Due to my own schedule, I haven’t been writing about the various pending motions in the Lago Agrio RICO trial. I’ve got a day job, you know! But I did want to point to Donziger and the LAPs’ motion to strike Judge Guerra’s testimony. I’m not going to give a view about the motion in this post. Instead, I wanted just to point to footnote 4 of the motion, which tries to make some hay out of my FOIA case:
Chevron for years has orchestrated a public relations and lobbying campaign designed to imbue the public consciousness with fear and suspicion regarding Ecuador.
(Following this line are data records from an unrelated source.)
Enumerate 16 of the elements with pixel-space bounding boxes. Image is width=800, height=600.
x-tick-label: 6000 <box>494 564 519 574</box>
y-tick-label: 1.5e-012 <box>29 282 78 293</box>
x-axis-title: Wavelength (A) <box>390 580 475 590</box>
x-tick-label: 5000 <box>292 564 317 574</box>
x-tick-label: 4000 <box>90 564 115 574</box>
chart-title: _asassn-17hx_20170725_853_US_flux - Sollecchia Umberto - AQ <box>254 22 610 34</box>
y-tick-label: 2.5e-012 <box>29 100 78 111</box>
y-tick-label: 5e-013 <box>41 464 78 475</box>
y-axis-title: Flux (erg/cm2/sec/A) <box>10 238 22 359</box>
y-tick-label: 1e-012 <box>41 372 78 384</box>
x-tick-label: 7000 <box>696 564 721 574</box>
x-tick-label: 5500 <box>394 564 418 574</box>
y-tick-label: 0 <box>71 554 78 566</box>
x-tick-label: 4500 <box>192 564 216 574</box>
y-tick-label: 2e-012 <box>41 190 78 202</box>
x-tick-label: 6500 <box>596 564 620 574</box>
See, e.g., DI 1241-2 at 5-8. By casting Ecuador—universally regarded as one of the world’s top retirement havens (see International Living, The World’s Top Retirement Havens in 2013, available at http://internationalliving.com/2012/12/the-worlds-top-retirement-havens-in-2013/# (last visited October 28, 2013)—as a lawless and dangerous cesspool of a country from which witnesses must be secreted at extraordinary expense, Chevron now attempts to reap the fruits of the antipathy it has so deliberately sown. Indeed, emerging evidence suggests that Chevron may have influenced the content of the U.S. State Department Reports on which it now relies as an independent condemnation of Ecuador. See generally https://lettersblogatory.com/foia/. In short, Chevron’s trashing of a sovereign nation with impunity in these proceedings is the culmination of several years of cynical groundwork-laying.
I’m not sure how Ecuador’s status as a retirement haven comes into it, but I am interested to see someone trying to make some use of the first fruits of the FOIA case.